Modulating the bawdy and the beautiful are the reminders  Australia needs today – after the Referendum debacle. The fiction of Terra Nullius is craftily dropped in via Yothu Yindi’s “Macassan Crew” – about the fisherfolk who were here centuries before any European. Yorta Yorta woman Dr Lou Bennett gave Archer permission not only to perform the moving ballad of the birthing tree “Jaara Nyilamum”, but also to sing it in language. Then, through tender reference to such luminaries as Ningali Lawford, Archie Roach, Ruby Hunter, Gurrumul Yunupingu and Mandawuy Yunupingu, Archer notes that all were younger than she when they died – still on the wrong side of that gap.
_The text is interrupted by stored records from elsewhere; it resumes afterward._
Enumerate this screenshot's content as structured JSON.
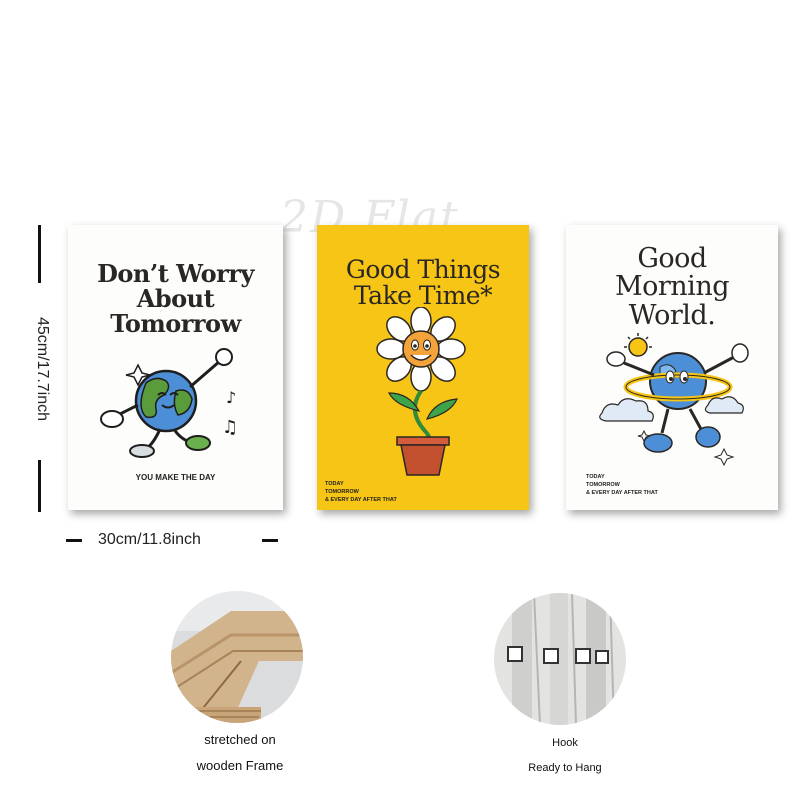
{
  "watermark": "2D Flat",
  "posters": [
    {
      "title_lines": [
        "Don’t Worry",
        "About",
        "Tomorrow"
      ],
      "tagline": "YOU MAKE THE DAY",
      "bg": "#fdfdfb"
    },
    {
      "title_lines": [
        "Good Things",
        "Take Time*"
      ],
      "small_lines": [
        "TODAY",
        "TOMORROW",
        "& EVERY DAY AFTER THAT"
      ],
      "bg": "#f6c515"
    },
    {
      "title_lines": [
        "Good",
        "Morning",
        "World."
      ],
      "small_lines": [
        "TODAY",
        "TOMORROW",
        "& EVERY DAY AFTER THAT"
      ],
      "bg": "#fdfdfb"
    }
  ],
  "dimensions": {
    "height_label": "45cm/17.7inch",
    "width_label": "30cm/11.8inch"
  },
  "features": [
    {
      "caption_lines": [
        "stretched on",
        "wooden Frame"
      ],
      "icon": "wooden-frame-photo"
    },
    {
      "caption_lines": [
        "Hook",
        "Ready to Hang"
      ],
      "icon": "hook-photo"
    }
  ],
  "colors": {
    "yellow": "#f6c515",
    "ink": "#2a2623",
    "blue": "#4d8fd6"
  }
}
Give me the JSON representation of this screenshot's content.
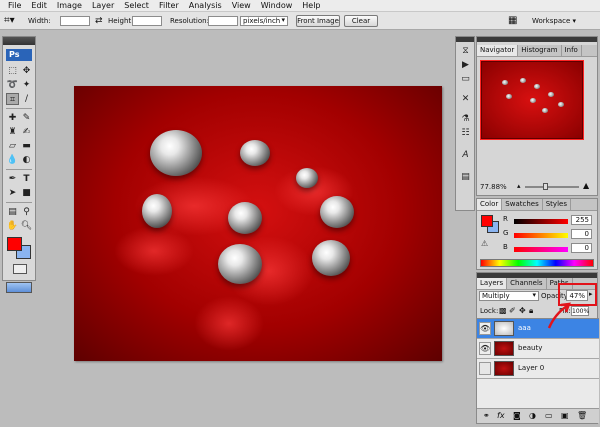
{
  "menu": {
    "items": [
      "File",
      "Edit",
      "Image",
      "Layer",
      "Select",
      "Filter",
      "Analysis",
      "View",
      "Window",
      "Help"
    ]
  },
  "options": {
    "width_label": "Width:",
    "height_label": "Height:",
    "resolution_label": "Resolution:",
    "units_value": "pixels/inch",
    "front_image_label": "Front Image",
    "clear_label": "Clear",
    "workspace_label": "Workspace ▾"
  },
  "tools": {
    "logo": "Ps",
    "type_glyph": "T"
  },
  "navigator": {
    "tabs": [
      "Navigator",
      "Histogram",
      "Info"
    ],
    "zoom": "77.88%"
  },
  "color_panel": {
    "tabs": [
      "Color",
      "Swatches",
      "Styles"
    ],
    "r_label": "R",
    "g_label": "G",
    "b_label": "B",
    "r_value": "255",
    "g_value": "0",
    "b_value": "0",
    "colors": {
      "foreground": "#ff0000",
      "background": "#8ab4f0"
    }
  },
  "layers_panel": {
    "tabs": [
      "Layers",
      "Channels",
      "Paths"
    ],
    "blend_mode": "Multiply",
    "opacity_label": "Opacity:",
    "opacity_value": "47%",
    "lock_label": "Lock:",
    "fill_label": "Fill:",
    "fill_value": "100%",
    "layers": [
      {
        "name": "aaa",
        "selected": true
      },
      {
        "name": "beauty",
        "selected": false
      },
      {
        "name": "Layer 0",
        "selected": false
      }
    ]
  }
}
ROBYN ARCHER: AN AUSTRALIAN SONGBOOK

The sea shanty “Bound for South Australia”, first documented in 1888, nods at more recent history, while Peter Stannard’s last composition, “Lola’s Misgivings”, stands in for the politically suss Eureka Stockade rebellion and a visit to it by the exotic dancer Lola Montez. Archer’s kaleidoscopic approach isn’t chronological but is logical: wherever we are, there’s a song and a yarn to savour. From Katherine Thomson’s adaptation of Kenneth Slessor’s Darlinghurst Nights poems, Archer chooses “In Choker’s Lane” – the once infamous Palmer Street. Piquantly, Casey Bennetto’s Keating the Musical gets a nod through its original Gareth Evans (Enio Pozzebon) with Cameron Goodall sitting in for Cheryl Kernot.

Because humour is a staple ingredient, women on opening night chortled along with Archer’s own “Menstruation Blues” (the bandsmen on chorus), and many more chortled ruefully with “Menopause Blues”. Outright raucous laughter greeted the skewering of errant lovers in “An Insect on the Windscreen of My Life”, and Kate Miller-Heidke’s “Are You Fucking Kidding Me?”

And there is so much more besides. The band and its leader have been on the road long enough to be faultless yet give the impression they’re as freshly thrilled as if it were first time out. As a dear friend, mentor, collaborator, and encourager for more than 40 years, Robyn Archer still amazes, amuses, and inspires me. My life has been enriched by her presence, and An Australian Songbook is yet another brilliant chapter. Recommended without reservation.